While some recommendations may seem impractical, experts suggest measures that are likely to reduce the risk of contracting COVID or sexually transmitted infections during sex. Using condoms, avoiding or limiting kissing, continuing to masculinize, washing sex toys before and after use can all make a difference.
You can also reduce the number of sexual partners, choose positions that limit face-to-face contact, keep windows open, and improve ventilation. It is recommended to wash hands and body with soap and water before and after sex.
And, of course, vaccinations and inoculations, as well as masking in public places, remain a priority. Not only do they help control the pandemic, but they are safer sex precautions in their own right.
People with weakened immune systems or who are at high risk of severe COVID-19 for example, those with diabetes, cancer, or lung disease may refrain from having sex with people outside the family, take extra precautions, and consult with their doctors.

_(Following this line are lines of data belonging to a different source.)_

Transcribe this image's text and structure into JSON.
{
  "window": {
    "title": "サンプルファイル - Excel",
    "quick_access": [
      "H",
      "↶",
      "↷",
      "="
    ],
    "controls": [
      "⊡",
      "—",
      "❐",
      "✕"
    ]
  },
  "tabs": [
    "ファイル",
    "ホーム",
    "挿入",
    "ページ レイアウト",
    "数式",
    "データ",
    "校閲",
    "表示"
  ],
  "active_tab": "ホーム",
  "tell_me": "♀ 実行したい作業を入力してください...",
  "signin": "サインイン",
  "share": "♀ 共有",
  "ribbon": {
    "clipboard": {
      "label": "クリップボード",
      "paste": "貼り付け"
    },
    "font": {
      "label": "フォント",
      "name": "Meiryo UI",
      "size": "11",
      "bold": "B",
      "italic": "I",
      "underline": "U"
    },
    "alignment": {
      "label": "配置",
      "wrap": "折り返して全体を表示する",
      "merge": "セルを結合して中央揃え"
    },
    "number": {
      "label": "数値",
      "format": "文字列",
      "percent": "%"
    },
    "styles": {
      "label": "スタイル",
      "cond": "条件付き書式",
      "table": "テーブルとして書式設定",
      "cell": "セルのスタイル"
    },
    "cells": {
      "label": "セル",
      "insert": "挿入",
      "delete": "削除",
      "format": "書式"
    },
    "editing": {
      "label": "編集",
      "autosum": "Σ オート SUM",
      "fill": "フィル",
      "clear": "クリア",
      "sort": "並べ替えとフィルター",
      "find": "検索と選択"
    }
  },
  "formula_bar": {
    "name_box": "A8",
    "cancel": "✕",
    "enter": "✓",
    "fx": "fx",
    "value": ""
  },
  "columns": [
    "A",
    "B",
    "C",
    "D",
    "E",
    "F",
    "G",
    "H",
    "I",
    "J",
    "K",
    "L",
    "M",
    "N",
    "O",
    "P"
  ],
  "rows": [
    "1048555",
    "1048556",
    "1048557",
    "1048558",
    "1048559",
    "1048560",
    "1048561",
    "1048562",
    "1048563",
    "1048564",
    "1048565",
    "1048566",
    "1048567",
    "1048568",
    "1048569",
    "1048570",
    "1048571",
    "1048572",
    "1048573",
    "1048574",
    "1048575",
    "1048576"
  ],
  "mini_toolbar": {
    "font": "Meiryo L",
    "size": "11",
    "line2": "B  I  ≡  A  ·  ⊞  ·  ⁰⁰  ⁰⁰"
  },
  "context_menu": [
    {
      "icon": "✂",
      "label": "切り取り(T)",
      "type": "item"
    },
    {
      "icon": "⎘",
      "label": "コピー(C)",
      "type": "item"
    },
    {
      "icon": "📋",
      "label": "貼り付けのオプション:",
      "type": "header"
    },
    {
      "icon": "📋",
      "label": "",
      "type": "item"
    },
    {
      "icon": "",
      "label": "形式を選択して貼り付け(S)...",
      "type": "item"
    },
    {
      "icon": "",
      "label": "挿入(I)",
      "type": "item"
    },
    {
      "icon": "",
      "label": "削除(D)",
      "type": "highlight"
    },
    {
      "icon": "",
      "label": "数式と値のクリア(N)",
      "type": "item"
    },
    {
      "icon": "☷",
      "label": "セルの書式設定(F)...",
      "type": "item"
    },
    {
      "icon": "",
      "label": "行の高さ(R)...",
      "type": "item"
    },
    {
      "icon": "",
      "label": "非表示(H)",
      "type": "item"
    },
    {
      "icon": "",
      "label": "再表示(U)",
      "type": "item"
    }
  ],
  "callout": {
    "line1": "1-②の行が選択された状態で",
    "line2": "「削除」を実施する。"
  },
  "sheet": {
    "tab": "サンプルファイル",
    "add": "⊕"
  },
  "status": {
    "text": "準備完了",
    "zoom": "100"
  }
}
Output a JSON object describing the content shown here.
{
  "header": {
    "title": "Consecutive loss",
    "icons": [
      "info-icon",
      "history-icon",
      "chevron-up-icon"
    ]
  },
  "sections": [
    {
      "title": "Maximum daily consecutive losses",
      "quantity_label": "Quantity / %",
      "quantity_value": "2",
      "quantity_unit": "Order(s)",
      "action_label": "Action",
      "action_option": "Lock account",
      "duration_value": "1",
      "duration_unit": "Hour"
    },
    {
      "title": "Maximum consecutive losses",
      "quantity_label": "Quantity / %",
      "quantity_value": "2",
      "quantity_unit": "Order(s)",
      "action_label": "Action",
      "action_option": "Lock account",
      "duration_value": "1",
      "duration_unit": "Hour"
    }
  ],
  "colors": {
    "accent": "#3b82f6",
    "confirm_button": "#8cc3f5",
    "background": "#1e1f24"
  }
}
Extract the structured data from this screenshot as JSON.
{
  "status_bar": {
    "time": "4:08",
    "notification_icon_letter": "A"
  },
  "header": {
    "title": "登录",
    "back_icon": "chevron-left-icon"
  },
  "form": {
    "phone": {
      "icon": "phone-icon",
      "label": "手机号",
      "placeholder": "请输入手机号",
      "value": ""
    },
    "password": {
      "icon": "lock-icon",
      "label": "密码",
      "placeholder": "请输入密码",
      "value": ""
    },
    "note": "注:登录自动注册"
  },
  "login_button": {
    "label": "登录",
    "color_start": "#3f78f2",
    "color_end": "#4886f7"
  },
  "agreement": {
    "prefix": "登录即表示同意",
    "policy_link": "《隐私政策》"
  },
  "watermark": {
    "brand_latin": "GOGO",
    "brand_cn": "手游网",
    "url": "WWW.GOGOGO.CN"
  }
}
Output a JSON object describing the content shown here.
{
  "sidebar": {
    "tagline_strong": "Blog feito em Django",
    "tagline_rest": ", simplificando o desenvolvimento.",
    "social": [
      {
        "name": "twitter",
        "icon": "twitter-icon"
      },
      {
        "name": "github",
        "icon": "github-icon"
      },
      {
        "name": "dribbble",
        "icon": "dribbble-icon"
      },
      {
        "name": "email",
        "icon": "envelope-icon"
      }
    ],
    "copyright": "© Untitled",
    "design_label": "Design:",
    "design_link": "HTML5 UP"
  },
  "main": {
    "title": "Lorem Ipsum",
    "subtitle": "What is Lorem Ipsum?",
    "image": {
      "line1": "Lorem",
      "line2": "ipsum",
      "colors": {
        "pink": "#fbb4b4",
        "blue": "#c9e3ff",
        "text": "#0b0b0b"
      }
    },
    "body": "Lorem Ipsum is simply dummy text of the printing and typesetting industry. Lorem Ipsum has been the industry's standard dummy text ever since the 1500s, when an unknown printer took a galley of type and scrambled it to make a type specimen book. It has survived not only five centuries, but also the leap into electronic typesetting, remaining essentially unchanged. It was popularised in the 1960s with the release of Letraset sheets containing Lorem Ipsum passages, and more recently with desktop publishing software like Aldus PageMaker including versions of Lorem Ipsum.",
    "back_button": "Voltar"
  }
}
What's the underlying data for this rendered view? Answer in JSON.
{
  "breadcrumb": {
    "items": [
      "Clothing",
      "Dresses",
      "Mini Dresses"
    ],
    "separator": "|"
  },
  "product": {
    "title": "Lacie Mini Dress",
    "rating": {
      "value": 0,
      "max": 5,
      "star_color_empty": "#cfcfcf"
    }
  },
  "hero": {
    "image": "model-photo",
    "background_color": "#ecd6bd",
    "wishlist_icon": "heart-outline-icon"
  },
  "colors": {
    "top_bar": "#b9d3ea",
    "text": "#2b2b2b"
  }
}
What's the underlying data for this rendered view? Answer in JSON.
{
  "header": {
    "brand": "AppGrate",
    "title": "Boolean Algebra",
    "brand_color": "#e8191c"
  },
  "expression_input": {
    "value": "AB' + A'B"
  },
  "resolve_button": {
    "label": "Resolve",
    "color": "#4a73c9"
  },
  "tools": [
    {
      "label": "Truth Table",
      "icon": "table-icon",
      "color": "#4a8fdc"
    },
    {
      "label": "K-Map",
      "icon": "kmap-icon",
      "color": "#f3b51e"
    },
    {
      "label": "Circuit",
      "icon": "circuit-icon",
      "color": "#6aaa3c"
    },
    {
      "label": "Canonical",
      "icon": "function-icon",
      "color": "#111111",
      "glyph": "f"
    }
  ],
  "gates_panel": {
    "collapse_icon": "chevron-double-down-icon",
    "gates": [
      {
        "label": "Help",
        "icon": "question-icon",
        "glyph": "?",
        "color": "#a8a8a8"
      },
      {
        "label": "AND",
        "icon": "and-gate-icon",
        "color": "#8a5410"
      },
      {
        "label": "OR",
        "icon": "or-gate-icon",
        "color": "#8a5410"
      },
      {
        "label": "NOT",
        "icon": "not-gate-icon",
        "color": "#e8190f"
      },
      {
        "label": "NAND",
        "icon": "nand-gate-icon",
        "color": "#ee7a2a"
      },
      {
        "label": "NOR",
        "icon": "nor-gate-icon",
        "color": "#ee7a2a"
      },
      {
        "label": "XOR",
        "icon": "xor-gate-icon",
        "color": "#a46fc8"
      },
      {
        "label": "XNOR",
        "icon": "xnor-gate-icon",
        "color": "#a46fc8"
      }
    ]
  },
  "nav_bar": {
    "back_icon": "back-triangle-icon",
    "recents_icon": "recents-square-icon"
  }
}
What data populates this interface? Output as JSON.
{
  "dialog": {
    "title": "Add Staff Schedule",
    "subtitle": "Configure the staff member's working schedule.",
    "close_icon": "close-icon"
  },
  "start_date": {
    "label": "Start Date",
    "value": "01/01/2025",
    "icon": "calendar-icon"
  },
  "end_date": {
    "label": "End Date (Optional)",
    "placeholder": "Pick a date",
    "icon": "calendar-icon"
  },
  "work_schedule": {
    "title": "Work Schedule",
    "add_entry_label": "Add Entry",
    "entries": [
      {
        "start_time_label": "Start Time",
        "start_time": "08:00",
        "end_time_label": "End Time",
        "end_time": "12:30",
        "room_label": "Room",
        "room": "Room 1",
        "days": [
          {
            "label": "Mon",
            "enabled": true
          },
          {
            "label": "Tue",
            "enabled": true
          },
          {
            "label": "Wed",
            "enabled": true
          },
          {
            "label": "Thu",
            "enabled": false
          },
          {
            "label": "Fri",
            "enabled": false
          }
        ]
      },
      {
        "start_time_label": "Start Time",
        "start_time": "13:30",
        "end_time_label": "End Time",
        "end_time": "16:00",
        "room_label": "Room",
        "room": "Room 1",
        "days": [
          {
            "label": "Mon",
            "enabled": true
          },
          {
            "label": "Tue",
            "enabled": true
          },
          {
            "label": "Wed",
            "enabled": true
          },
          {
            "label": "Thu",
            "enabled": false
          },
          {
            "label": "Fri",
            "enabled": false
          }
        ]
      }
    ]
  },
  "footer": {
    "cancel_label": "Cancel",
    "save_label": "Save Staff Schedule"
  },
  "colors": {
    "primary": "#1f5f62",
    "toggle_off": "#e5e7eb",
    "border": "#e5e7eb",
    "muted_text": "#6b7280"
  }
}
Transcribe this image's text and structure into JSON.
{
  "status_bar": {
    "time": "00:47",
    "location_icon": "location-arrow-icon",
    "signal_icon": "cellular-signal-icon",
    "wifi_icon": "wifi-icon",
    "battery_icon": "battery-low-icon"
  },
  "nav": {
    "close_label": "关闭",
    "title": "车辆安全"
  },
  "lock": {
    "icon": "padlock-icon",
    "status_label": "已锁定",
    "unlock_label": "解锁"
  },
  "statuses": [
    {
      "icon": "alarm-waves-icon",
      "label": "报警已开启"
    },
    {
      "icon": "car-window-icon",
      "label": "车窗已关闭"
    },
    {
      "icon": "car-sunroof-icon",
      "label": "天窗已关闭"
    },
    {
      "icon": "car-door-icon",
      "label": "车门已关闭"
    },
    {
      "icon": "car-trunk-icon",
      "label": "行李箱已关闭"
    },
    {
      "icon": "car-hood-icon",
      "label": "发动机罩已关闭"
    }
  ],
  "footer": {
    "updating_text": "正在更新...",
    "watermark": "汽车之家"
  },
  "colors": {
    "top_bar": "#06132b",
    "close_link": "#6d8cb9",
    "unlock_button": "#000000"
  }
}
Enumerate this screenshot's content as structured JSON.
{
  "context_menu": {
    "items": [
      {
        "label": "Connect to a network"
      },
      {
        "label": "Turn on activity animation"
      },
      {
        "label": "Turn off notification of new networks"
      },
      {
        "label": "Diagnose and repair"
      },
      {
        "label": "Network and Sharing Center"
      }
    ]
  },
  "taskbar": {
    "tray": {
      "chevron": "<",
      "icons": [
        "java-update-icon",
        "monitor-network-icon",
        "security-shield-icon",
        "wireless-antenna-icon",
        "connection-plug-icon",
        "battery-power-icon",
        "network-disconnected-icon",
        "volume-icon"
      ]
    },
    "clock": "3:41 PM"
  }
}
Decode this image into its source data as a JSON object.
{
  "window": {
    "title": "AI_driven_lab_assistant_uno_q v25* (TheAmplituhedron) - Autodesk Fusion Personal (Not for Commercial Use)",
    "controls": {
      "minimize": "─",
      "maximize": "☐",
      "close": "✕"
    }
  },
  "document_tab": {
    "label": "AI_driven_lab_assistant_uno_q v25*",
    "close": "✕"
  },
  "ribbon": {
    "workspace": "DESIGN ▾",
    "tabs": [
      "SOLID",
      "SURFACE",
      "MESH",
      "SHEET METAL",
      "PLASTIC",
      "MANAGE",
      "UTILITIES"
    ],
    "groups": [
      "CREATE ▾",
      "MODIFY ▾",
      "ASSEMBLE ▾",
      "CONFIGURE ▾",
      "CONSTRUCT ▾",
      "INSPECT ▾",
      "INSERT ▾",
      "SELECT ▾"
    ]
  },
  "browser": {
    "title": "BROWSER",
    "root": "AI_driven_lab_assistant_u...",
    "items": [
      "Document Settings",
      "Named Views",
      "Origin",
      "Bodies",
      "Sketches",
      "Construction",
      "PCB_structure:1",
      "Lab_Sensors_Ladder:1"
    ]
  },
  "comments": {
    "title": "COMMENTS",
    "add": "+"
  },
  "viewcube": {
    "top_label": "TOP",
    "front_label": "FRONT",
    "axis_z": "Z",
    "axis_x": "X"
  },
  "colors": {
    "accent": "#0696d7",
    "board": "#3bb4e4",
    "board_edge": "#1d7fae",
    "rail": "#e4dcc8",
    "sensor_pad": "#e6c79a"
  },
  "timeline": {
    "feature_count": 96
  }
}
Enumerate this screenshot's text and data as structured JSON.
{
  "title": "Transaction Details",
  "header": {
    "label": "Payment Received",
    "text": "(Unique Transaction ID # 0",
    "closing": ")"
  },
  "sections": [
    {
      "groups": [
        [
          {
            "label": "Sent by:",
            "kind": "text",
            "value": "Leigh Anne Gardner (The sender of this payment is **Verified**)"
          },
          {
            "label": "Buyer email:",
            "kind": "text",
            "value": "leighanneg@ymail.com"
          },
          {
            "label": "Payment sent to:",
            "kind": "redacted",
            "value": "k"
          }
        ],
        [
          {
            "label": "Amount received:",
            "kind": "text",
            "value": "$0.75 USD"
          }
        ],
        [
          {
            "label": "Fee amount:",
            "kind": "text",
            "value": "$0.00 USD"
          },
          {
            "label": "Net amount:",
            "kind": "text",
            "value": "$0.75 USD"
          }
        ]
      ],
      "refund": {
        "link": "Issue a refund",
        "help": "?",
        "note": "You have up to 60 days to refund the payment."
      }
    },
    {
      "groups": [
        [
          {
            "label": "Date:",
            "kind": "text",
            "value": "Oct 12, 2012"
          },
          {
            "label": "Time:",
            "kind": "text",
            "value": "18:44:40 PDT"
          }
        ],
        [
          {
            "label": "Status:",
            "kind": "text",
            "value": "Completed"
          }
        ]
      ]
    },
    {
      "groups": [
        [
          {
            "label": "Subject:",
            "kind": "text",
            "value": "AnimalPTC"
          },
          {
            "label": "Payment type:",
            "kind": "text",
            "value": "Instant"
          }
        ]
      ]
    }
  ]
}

Safe sex during a pandemic means taking into account your partner’s vaccination status, what changes are best for both of you, and what you both need from sex – and sharing that information with each other. As with many other aspects of COVID, we still have a lot to learn. But even for those who have contracted the virus, this is mostly good news.
And it is necessary. “Sexual health is just as important as a healthy heart, mental health and every other aspect of physical health,” says Jessica Kingston, obstetrician and gynecologist at UC San Diego Health. In the midst of a global pandemic, everything that brings us such pleasure and joy is worth taking some precautions.”